"Ideality," says Horace Mann, "is only the avant courier of the mind; and where that in a healthy and normal state goes I hold it to be a prophecy that realization can follow."
"If the certainty of future fame bore Milton rejoicing through his blindness, or cheered Galileo in his dungeon," writes Bulwer, "what stronger and holier support shall not be given to him who has loved mankind as his brothers and devoted his labors to their cause?—who has not sought, but relinquished, his own renown?—who has braved the present censures of men for their future benefit, and trampled upon glory in the energy of benevolence? Will there not be for him something more powerful than fame to comfort his sufferings and to sustain his hopes?"

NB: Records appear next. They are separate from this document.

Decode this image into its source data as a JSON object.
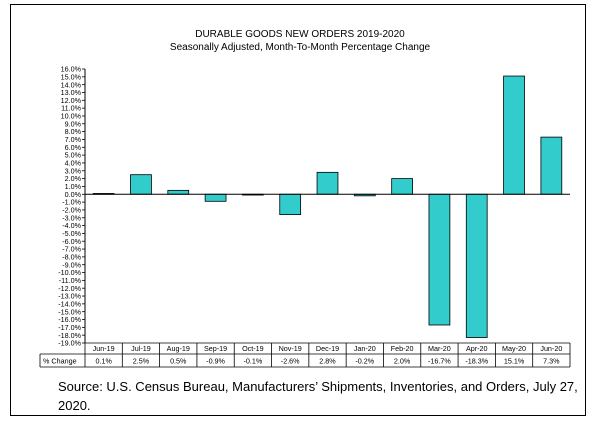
{
  "chart_data": {
    "type": "bar",
    "title": "DURABLE GOODS NEW ORDERS 2019-2020",
    "subtitle": "Seasonally Adjusted,  Month-To-Month Percentage Change",
    "categories": [
      "Jun-19",
      "Jul-19",
      "Aug-19",
      "Sep-19",
      "Oct-19",
      "Nov-19",
      "Dec-19",
      "Jan-20",
      "Feb-20",
      "Mar-20",
      "Apr-20",
      "May-20",
      "Jun-20"
    ],
    "values": [
      0.1,
      2.5,
      0.5,
      -0.9,
      -0.1,
      -2.6,
      2.8,
      -0.2,
      2.0,
      -16.7,
      -18.3,
      15.1,
      7.3
    ],
    "table_row_label": "% Change",
    "table_values": [
      "0.1%",
      "2.5%",
      "0.5%",
      "-0.9%",
      "-0.1%",
      "-2.6%",
      "2.8%",
      "-0.2%",
      "2.0%",
      "-16.7%",
      "-18.3%",
      "15.1%",
      "7.3%"
    ],
    "ylim": [
      -19,
      16
    ],
    "ytick_step": 1,
    "bar_color": "#33cccc",
    "xlabel": "",
    "ylabel": "",
    "grid": false
  },
  "source_text": "Source: U.S. Census Bureau, Manufacturers’ Shipments, Inventories, and Orders, July 27, 2020."
}
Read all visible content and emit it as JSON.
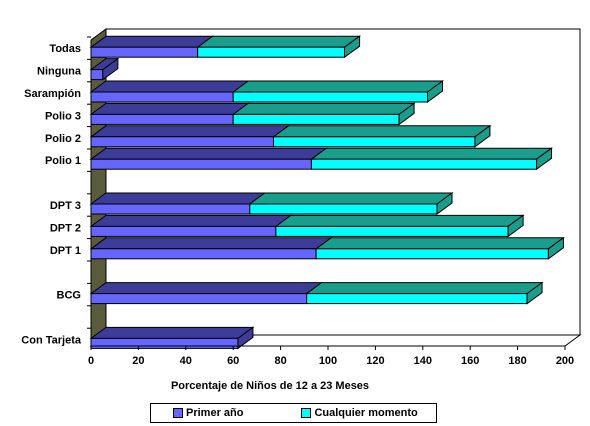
{
  "chart_data": {
    "type": "bar",
    "orientation": "horizontal",
    "stacked": true,
    "three_d": true,
    "title": "",
    "xlabel": "Porcentaje de Niños de 12 a 23 Meses",
    "ylabel": "",
    "xlim": [
      0,
      200
    ],
    "x_ticks": [
      "0",
      "20",
      "40",
      "60",
      "80",
      "100",
      "120",
      "140",
      "160",
      "180",
      "200"
    ],
    "categories": [
      "Todas",
      "Ninguna",
      "Sarampión",
      "Polio 3",
      "Polio 2",
      "Polio 1",
      "",
      "DPT 3",
      "DPT 2",
      "DPT 1",
      "",
      "BCG",
      "",
      "Con Tarjeta"
    ],
    "series": [
      {
        "name": "Primer año",
        "color": "#6666ff",
        "values": [
          45,
          5,
          60,
          60,
          77,
          93,
          null,
          67,
          78,
          95,
          null,
          91,
          null,
          62
        ]
      },
      {
        "name": "Cualquier momento",
        "color": "#00ffff",
        "values": [
          62,
          0,
          82,
          70,
          85,
          95,
          null,
          79,
          98,
          98,
          null,
          93,
          null,
          0
        ]
      }
    ],
    "grid": false,
    "legend_position": "bottom",
    "colors": {
      "wall": "#5a5a3c",
      "top_left_series": "#3d3d99",
      "top_right_series": "#1a9e8c"
    }
  }
}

"If I live," wrote Rufus Choate in his diary in September, 1844, "all blockheads which are shaken at certain mental peculiarities shall know and feel a reasoner, a lawyer and a man of business."
I have read that none of the humbler races have the muscle by which man turns his eye upward, though I am not anatomist enough to be sure of the fact.
"Show me a contented slave," says Burke, "and I will show you a degraded man."
"They truly are faithful," says one writer, "who devote their entire lives to amendment."
General Grant said of the Chinese Wall: "I believe that the labor expended on this wall could have built every railroad in the United States, every canal and highway, and most, if not all, our cities."
"The real benefactors of mankind," says Emerson, "are the men and women who can raise their fellow beings out of the world of corn and money, who make them forget their bank account by interesting them in their higher selves; who can raise mere money-getters into the intellectual realm, where they will cease to measure greatness and happiness by dollars and cents; who can make men forget their stomachs and feast on being's banquet."
"Men are not so much mistaken in desiring to advance themselves," said Beecher, "as in judging what will be an advance, and what the right method of obtaining it. An ambition which has conscience in it will always be a laborious and faithful engineer, and will build the road and bridge the chasms between itself and eminent success by the most faithful and minute performances of duty. The liberty to go higher than we are is given only when we have fulfilled amply the duty of our present sphere. Thus men are to rise upon their performances and not upon their discontent. And this is the secret and golden meaning of the command to be content in whatever sphere we are placed. It is not to be the content of indifference, of indolence, of unambitious stupidity, but the content of industrious fidelity. When men are building the foundations of vast structures they must needs labor far below the surface, and in disagreeable conditions. But every course of stone which they lay raises them higher; and at length, when they reach the surface, they have laid such solid work under them that they need not fear now to carry up their walls, through towering stories, till they overlook the whole neighborhood. A man proves himself fit to go higher who shows that he is faithful where he is. A man that will not do well in his present place, because he longs to be higher, is fit neither to be where he is nor yet above it; he is already too high and should be put lower."
Do that which is assigned thee and thou canst not hope too much, or dare too much. What a man does, that he has. In himself is his might. Don't waste life on doubts and fears. Spend yourself on the work before you, well assured that the performance of this hour's duties will be the best preparation for the hours or ages that follow it.